As one of the five AES competition finalists, Twofish algorithm is well known and appreciated. Yes, Rijndael ended up being AES at the end but, unlike other finalists, Twofish is still widely used.
As I tried to read some Twofish-encrypted files I've noticed one sad fact - C# support is severely lacking. Yes, there is one reasonably good free implementation on CodeProject but it doesn't really play nicely with CryptoStream due to lack of any padding support. So, since I had some free time on my hands, I've decided to roll my own implementation.
I won't go too much into the details - do check the code yourself. Suffice to say it can be inserted wherever SymmetricAlgorithm can be used. It supports CBC and ECB encryption modes with no, zero, or PKCS#7 padding. You can chose if you are going to deal with encryption yourself or decide to be at the mercy of CryptoStream.
Basis for this code was Twofish reference implementation in C. Yes, I am aware recommendation is to use the optimized version instead but I find reference code much more readable and it made porting so much easier. I did however use MDS table lookup from the optimized version as it pretty much doubles the speed. Some time in the future I might consider optimizing it further but, as I have no pressing need, it might be a while.
It should be reasonably easy to follow Twofish code and only confusion will probably arise from the use of DWord structure with the overlapping fields.

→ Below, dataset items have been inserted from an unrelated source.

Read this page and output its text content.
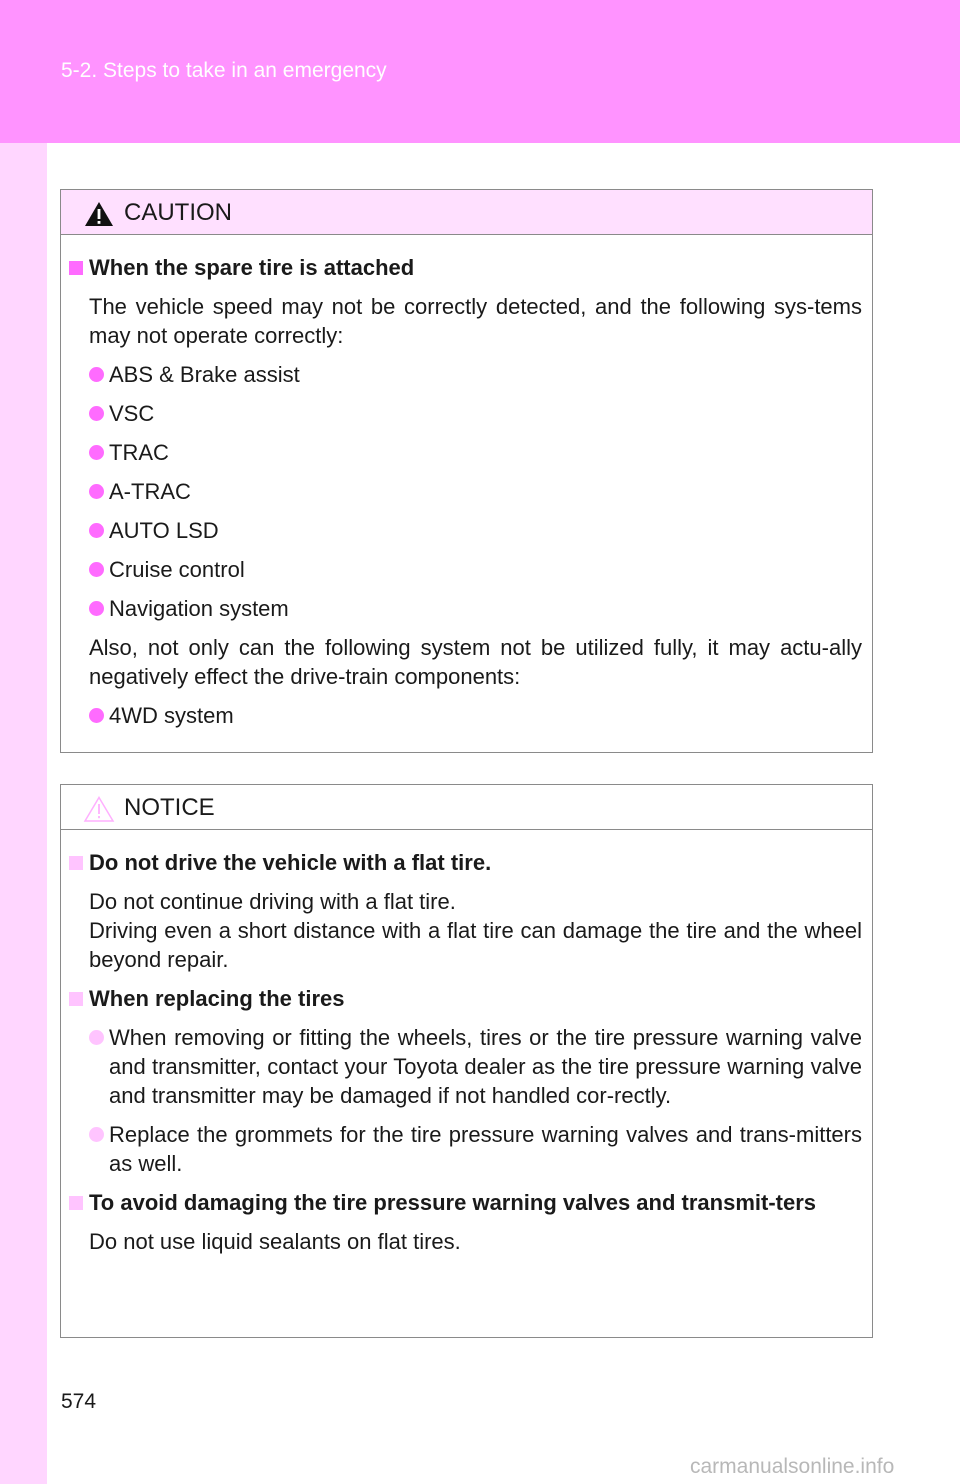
5-2. Steps to take in an emergency
CAUTION
When the spare tire is attached
The vehicle speed may not be correctly detected, and the following sys-tems may not operate correctly:
ABS & Brake assist
VSC
TRAC
A-TRAC
AUTO LSD
Cruise control
Navigation system
Also, not only can the following system not be utilized fully, it may actu-ally negatively effect the drive-train components:
4WD system
NOTICE
Do not drive the vehicle with a flat tire.
Do not continue driving with a flat tire.
Driving even a short distance with a flat tire can damage the tire and the wheel beyond repair.
When replacing the tires
When removing or fitting the wheels, tires or the tire pressure warning valve and transmitter, contact your Toyota dealer as the tire pressure warning valve and transmitter may be damaged if not handled cor-rectly.
Replace the grommets for the tire pressure warning valves and trans-mitters as well.
To avoid damaging the tire pressure warning valves and transmit-ters
Do not use liquid sealants on flat tires.
574
carmanualsonline.info
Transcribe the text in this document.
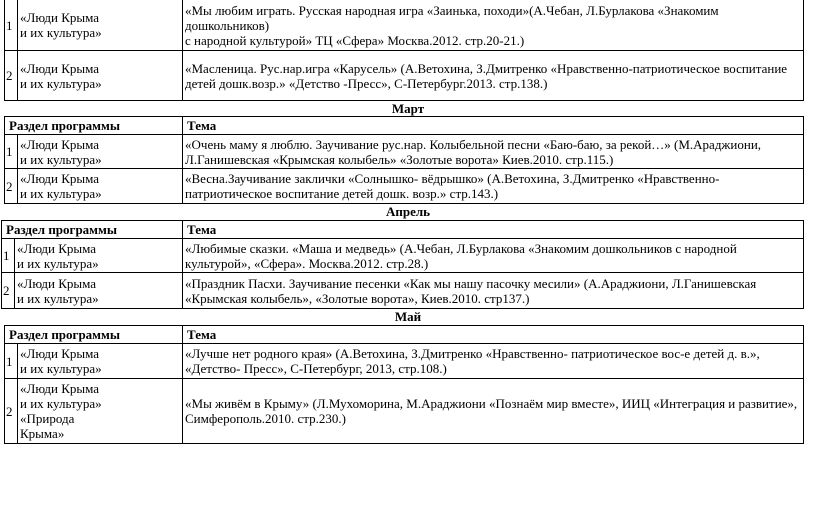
1	«Люди Крыма
и их культура»	«Мы любим играть. Русская народная игра «Заинька, походи»(А.Чебан, Л.Бурлакова «Знакомим дошкольников)
с народной культурой» ТЦ «Сфера» Москва.2012. стр.20-21.)
2	«Люди Крыма
и их культура»	«Масленица. Рус.нар.игра «Карусель» (А.Ветохина, З.Дмитренко «Нравственно-патриотическое воспитание детей дошк.возр.» «Детство -Пресс», С-Петербург.2013. стр.138.)
Март
Раздел программы		Тема
1	«Люди Крыма
и их культура»	«Очень маму я люблю. Заучивание рус.нар. Колыбельной песни «Баю-баю, за рекой…» (М.Араджиони, Л.Ганишевская «Крымская колыбель» «Золотые ворота» Киев.2010. стр.115.)
2	«Люди Крыма
и их культура»	«Весна.Заучивание заклички «Солнышко- вёдрышко» (А.Ветохина, З.Дмитренко «Нравственно-патриотическое воспитание детей дошк. возр.» стр.143.)
Апрель
Раздел программы		Тема
1	«Люди Крыма
и их культура»	«Любимые сказки. «Маша и медведь» (А.Чебан, Л.Бурлакова «Знакомим дошкольников с народной культурой», «Сфера». Москва.2012. стр.28.)
2	«Люди Крыма
и их культура»	«Праздник Пасхи. Заучивание песенки «Как мы нашу пасочку месили» (А.Араджиони, Л.Ганишевская «Крымская колыбель», «Золотые ворота», Киев.2010. стр137.)
Май
Раздел программы		Тема
1	«Люди Крыма
и их культура»	«Лучше нет родного края» (А.Ветохина, З.Дмитренко «Нравственно- патриотическое вос-е детей д. в.», «Детство- Пресс», С-Петербург, 2013, стр.108.)
2	«Люди Крыма
и их культура»
«Природа
Крыма»	«Мы живём в Крыму» (Л.Мухоморина, М.Араджиони «Познаём мир вместе», ИИЦ «Интеграция и развитие», Симферополь.2010. стр.230.)
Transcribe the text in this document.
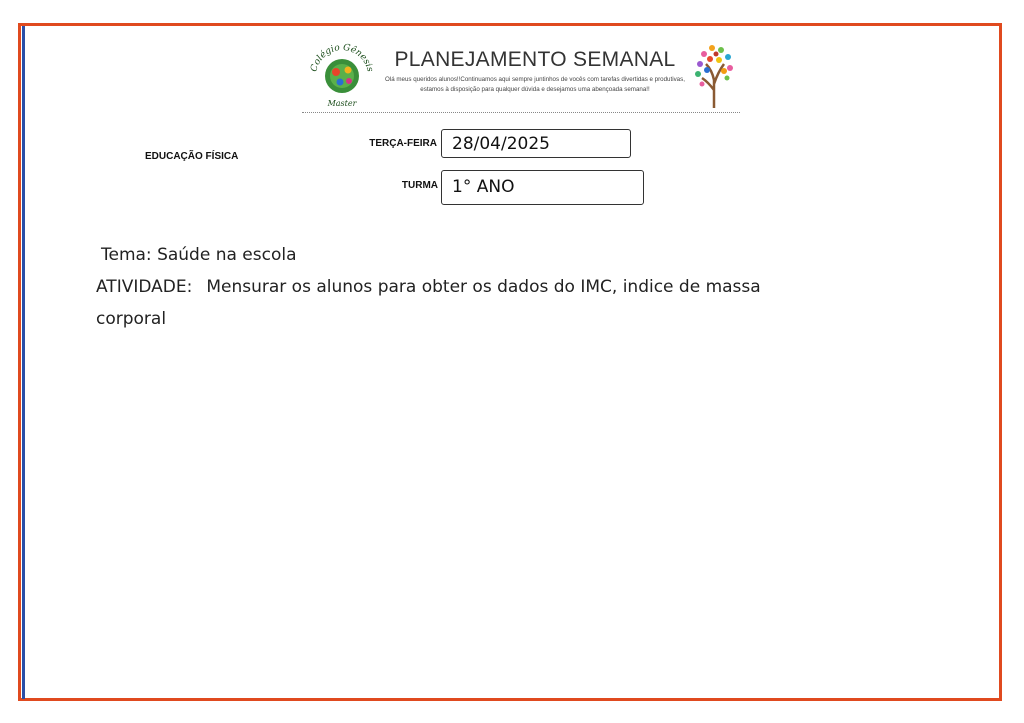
Colégio Gênesis
Master
PLANEJAMENTO SEMANAL
Olá meus queridos alunos!!Continuamos aqui sempre juntinhos de vocês com tarefas divertidas e produtivas, estamos à disposição para qualquer dúvida e desejamos uma abençoada semana!!
EDUCAÇÃO FÍSICA
TERÇA-FEIRA 28/04/2025
TURMA 1° ANO
Tema: Saúde na escola
ATIVIDADE: Mensurar os alunos para obter os dados do IMC, indice de massa
corporal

Yes, you can have the exactly same functionality with bitwise operations but overlapping structure does help performance quite a bit (around 25%). As I am using unoptimized reference code, one might argue implementation is not a speed champ to start with. However I believe this actually makes code even a bit more readable so I saw no reason to resist the temptation.
Probably the same amount of time I've spent on code was spent on setting up the test environment. While the basic test cases for full block transformations were covered by the official test vectors, the more expansive test cases with padding were pretty much non-existent. And let's not even get into the Monte Carlo tests and all the insanity brewing within.